You can also cut down on overheating issues by never pushing your machine past its published capabilities (overclocking) and ensuring that the vents are not blocked by anything. Another easy problem for users to resolve might surprise you: dust bunnies. Just as dust finds its way into the strangest places in your car, it also winds up inside your computer case where it can accumulate. While most of the time this is harmless, large piles of dust can get in the way of moving parts or block the vents for the heat sinks. The best solution is to periodically open up the case of your computer and use "canned air" to blow away the dust inside.
Remember, make sure that the computer is turned off and unplugged from the socket before you begin to open it to prevent damage to the hardware and yourself. While keyboards and mice are fairly inexpensive components, it's still wise not to waste money replacing them when you could just as easily keep them in working order for much longer. Keyboards are most frequently damaged when food and other bits of debris get stuck under the keys. To reduce the risk don't eat at your desk, or put your keyboard out of reach when you do. Standard mice, with a ball built into the bottom to track movement, should be used on a clean surface such as a mouse pad. You should clean this off periodically and keep it away from food just as you would a keyboard.
In the event that liquid spills on either item, unplug it immediately and allow it to dry out fully before testing if it is still working (this will reduce the risk of a short).

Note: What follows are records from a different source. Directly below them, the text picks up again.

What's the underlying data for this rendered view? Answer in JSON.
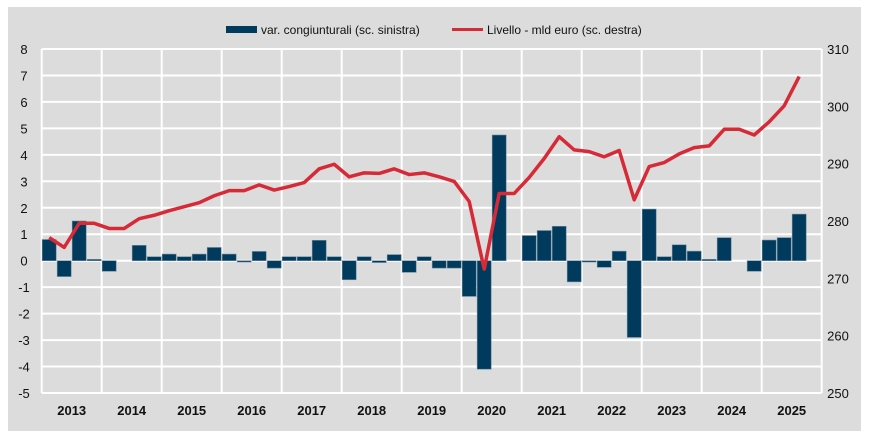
{
  "chart_data": {
    "type": "bar+line",
    "title": "",
    "legend_position": "top",
    "grid": true,
    "x_tick_labels": [
      "2013",
      "2014",
      "2015",
      "2016",
      "2017",
      "2018",
      "2019",
      "2020",
      "2021",
      "2022",
      "2023",
      "2024",
      "2025"
    ],
    "y_left": {
      "ylim": [
        -5,
        8
      ],
      "ticks": [
        -5,
        -4,
        -3,
        -2,
        -1,
        0,
        1,
        2,
        3,
        4,
        5,
        6,
        7,
        8
      ]
    },
    "y_right": {
      "ylim": [
        250,
        310
      ],
      "ticks": [
        250,
        260,
        270,
        280,
        290,
        300,
        310
      ]
    },
    "quarters_start": "2013 Q1",
    "series": [
      {
        "name": "var. congiunturali (sc. sinistra)",
        "type": "bar",
        "axis": "left",
        "color": "#003a5d",
        "values": [
          0.8,
          -0.6,
          1.5,
          0.05,
          -0.4,
          0,
          0.58,
          0.15,
          0.25,
          0.15,
          0.25,
          0.5,
          0.25,
          -0.05,
          0.35,
          -0.28,
          0.15,
          0.15,
          0.77,
          0.15,
          -0.72,
          0.15,
          -0.07,
          0.23,
          -0.44,
          0.15,
          -0.28,
          -0.28,
          -1.35,
          -4.1,
          4.75,
          0,
          0.95,
          1.14,
          1.3,
          -0.8,
          -0.05,
          -0.25,
          0.36,
          -2.9,
          1.95,
          0.15,
          0.6,
          0.36,
          0.05,
          0.87,
          0,
          -0.4,
          0.78,
          0.87,
          1.76
        ]
      },
      {
        "name": "Livello - mld euro (sc. destra)",
        "type": "line",
        "axis": "right",
        "color": "#d62a36",
        "values": [
          277.1,
          275.4,
          279.6,
          279.6,
          278.7,
          278.7,
          280.4,
          281.0,
          281.8,
          282.5,
          283.2,
          284.4,
          285.3,
          285.3,
          286.3,
          285.4,
          286.0,
          286.7,
          289.1,
          289.9,
          287.7,
          288.4,
          288.3,
          289.1,
          288.1,
          288.4,
          287.7,
          286.9,
          283.4,
          271.6,
          284.8,
          284.8,
          287.6,
          290.9,
          294.7,
          292.4,
          292.1,
          291.2,
          292.3,
          283.7,
          289.5,
          290.2,
          291.7,
          292.8,
          293.1,
          296.0,
          296.0,
          295.0,
          297.3,
          300.1,
          305.2
        ]
      }
    ]
  }
}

One of the best ways to protect the components of your system involves a little bit of an investment, but it literally can mean life or death for your hardware. Instead of plugging directly into a wall socket or normal power strip, you can use a surge protector or a universal power supply to protect your components from outages and spikes. These two issues cause a stupendous amount of hardware failure and data loss every year. It's vital to purchase a universal power supply that has enough capacity to run your entire system in order to get the full benefit. It may be wise to consult with a professional about your power needs if you choose that product.
A surge protector will not provide the same protection against data loss if there is a power outage, but is less expensive and provides needed protection for your hardware from power spikes.